1. "Mother's Rhymes" (8:36) an unusually spacious and sedate song construct. I like it! (19/20)

2. "Farewell" (5:27) opens with an unusual plaintive musical and vocal section--more like Neo Crossover balladeer. I like the simplicity but I have to admit it was difficult for me to wait so long for some substantive excitement: 90 seconds till second gear, 2:20 till symphonic bliss.Wonderful orchestration, but, unfortunately, it falls into patterns of old familiar sounds and riffs during the instrumental exposition. (8.5/10)

3. "Little Boy Blue" (5:36) opens with seering electric lead guitar before the full instrumental palette joins in. In full swing, the song is heavy, thick, dramatic, definitely proggy. The presence of the wicked Hammond organ is powerful! As are the bass and impassioned vocal. Wow! This is different! At 3:25 things slow down and a kind of bluey PINK FLOYD guitar solo takes center stage before everything falls away save synths to support TPE's raspy voice (so far forward!) The song finishes with a nice synth strings and real strings motif before bleeding with the organ into the next song. (9/10)

4. "Little Bo Peep" (7:17) TPE's tribute to JEAN-LUC PONTY?! It opens like something from Jean-Luc's mid-to-late-70s production with an absolutely stellar bass line. Ann Caren's multiple-track vocals are a fresh and effective ploy. The bass, swirling keys, and rhythm guitar riff remain constant in their embedment with JLP while the vocals and lead guitar soli develop in more TPE stylings. A fresh and clever stylistic approach. Even the drums sound more human than ever! Ann's vocal in that last minute with its orchestral accompaniment is so crystalline! Beautiful! (13.35/15)

5. "Blind Mice" (4:11) opens as if a continuation from the last song with a spry trio of classical guitar, violin, and piano. Wonderful! One of those displays of virtuosity that is both performance and compositional. Wow! We are so lucky to have this man serving this fare to us in 2019! (10/10)

6. "Simple Simon" (5:33) opening with a heavy fullness as if coming from a late 1960s blues-rock band--the swirl of the dirty Hammond organ especially. Though the music quickly transitions into a more modern sound palette, the lead guitar sound and grungy Hammond remain throughout. The vocal and successive instrumental soli remain consistent and true to the opening compositional choice of sober portentousness. (9.25/10)

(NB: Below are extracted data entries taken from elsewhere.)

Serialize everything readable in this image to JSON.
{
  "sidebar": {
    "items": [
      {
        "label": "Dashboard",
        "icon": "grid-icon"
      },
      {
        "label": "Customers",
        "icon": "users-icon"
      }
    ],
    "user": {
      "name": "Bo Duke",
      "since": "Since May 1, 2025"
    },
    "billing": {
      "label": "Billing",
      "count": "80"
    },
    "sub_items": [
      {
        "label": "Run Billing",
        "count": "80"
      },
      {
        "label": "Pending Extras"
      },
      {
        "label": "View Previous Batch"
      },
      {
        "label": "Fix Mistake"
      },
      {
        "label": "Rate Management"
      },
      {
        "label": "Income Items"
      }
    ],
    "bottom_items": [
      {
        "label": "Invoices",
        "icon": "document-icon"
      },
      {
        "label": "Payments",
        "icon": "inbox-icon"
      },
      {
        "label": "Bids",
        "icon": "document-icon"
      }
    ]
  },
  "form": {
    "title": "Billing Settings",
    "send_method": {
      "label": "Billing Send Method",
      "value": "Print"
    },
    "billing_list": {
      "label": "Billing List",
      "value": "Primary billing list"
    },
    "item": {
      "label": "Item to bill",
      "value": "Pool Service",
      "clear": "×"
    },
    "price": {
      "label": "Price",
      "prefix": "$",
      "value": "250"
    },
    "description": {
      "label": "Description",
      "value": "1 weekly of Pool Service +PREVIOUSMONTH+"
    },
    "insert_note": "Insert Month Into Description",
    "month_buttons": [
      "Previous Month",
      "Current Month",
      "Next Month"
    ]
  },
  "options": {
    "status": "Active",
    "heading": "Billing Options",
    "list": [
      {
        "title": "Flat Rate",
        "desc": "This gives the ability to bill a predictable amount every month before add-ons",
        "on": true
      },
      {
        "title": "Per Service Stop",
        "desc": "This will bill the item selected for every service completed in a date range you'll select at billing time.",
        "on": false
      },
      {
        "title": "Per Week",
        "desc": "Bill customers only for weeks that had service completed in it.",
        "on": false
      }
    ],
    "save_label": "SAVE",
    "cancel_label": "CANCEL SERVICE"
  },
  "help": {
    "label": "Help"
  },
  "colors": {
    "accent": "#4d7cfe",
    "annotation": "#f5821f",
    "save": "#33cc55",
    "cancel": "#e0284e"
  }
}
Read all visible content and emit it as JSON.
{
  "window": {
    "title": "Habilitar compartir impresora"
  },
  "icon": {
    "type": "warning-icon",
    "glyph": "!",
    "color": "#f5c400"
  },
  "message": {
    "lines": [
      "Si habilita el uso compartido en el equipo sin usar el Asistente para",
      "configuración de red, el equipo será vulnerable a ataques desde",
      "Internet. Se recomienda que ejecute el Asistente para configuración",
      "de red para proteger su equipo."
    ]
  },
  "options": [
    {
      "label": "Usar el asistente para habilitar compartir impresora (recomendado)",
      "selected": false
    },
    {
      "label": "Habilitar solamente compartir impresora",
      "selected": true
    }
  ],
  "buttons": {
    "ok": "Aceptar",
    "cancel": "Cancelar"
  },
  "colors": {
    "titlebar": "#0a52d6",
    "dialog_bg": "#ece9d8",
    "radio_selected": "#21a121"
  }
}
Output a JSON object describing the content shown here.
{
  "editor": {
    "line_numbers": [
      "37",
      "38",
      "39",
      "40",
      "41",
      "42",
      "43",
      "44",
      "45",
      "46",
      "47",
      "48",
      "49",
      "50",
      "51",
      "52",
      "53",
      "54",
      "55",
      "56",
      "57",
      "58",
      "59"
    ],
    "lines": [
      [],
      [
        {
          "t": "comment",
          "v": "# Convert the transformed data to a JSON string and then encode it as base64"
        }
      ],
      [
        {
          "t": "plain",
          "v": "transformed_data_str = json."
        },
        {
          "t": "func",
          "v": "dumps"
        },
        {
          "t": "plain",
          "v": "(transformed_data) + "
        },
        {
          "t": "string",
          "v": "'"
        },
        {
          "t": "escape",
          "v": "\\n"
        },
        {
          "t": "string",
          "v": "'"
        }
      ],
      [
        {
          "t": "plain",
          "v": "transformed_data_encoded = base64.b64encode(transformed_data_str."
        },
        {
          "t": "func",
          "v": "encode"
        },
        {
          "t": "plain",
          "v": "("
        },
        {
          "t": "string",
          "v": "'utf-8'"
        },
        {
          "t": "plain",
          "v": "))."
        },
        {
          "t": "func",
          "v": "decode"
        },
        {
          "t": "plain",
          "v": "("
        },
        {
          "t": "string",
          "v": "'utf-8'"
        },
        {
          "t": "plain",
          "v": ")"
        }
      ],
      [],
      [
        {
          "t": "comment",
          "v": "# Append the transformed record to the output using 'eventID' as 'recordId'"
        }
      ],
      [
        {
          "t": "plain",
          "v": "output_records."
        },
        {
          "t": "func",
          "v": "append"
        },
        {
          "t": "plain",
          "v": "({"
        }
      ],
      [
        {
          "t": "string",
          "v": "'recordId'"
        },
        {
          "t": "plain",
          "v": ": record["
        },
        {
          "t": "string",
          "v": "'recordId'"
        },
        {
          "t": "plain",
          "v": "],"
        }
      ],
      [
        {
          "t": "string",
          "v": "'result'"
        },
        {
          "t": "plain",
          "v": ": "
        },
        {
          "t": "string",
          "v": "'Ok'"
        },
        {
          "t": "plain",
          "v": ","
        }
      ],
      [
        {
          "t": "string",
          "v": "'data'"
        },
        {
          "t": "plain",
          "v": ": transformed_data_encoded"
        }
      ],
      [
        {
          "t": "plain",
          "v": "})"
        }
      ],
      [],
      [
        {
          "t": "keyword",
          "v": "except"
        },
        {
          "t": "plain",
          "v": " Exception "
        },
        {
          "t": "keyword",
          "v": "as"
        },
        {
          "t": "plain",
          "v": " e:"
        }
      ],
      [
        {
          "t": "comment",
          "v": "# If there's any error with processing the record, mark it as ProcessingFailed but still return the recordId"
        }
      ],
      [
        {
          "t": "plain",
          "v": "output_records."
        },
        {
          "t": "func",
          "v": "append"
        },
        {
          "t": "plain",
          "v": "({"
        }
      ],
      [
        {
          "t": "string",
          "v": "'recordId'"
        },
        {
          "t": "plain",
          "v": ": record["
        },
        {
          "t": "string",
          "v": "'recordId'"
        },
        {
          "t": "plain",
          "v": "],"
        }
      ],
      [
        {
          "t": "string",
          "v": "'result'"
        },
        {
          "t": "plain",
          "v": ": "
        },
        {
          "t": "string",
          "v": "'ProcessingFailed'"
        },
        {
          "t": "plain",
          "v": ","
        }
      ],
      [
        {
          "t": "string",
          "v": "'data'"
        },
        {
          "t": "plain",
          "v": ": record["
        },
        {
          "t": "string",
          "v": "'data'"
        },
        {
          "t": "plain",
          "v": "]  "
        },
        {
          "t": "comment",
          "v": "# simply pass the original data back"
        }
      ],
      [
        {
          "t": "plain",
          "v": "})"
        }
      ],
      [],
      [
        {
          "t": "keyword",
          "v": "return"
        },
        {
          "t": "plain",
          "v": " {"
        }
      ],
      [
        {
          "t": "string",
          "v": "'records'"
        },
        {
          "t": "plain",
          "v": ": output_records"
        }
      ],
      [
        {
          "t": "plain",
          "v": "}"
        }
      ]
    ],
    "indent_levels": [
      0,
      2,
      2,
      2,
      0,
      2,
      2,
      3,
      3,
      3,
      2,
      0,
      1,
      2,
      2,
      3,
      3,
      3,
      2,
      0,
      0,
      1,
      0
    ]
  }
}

7. "Humpty Dumpty" (6:41) A TPE gift in the form of a folk rock song. Comparisons elude me though the sounds, styles, and riffs are so familiar to me! TPE's multi-instrumental machine-gun bursts confuse and distract one from divining the essence beneath. Fuzz guitar, bouncing and swirling Hammond, Claire Torey-like background voices, and deeply driving bass and rhythm lines. The song's only flaw is a sad return to the drumming style and sounds of TPE albums of old. (13.5/15)

8. "Rewrite the Rhymes" (7:54) some old sounds (chunky bass, Hammond) help drive this emotional and almost frenetic song. The song construct is masterful, the instrumental performances flawless, the sound palette at times awkward, the sound engineering inconsistent. (12.5/15)

Total Time 51:15

Five stars; a minor masterpiece of progressive rock music. Once again TPE comes through to show us how it's done- -to educate today's artists as to the standards of sophistication and force that the original prog artists of the 1970s aspired to.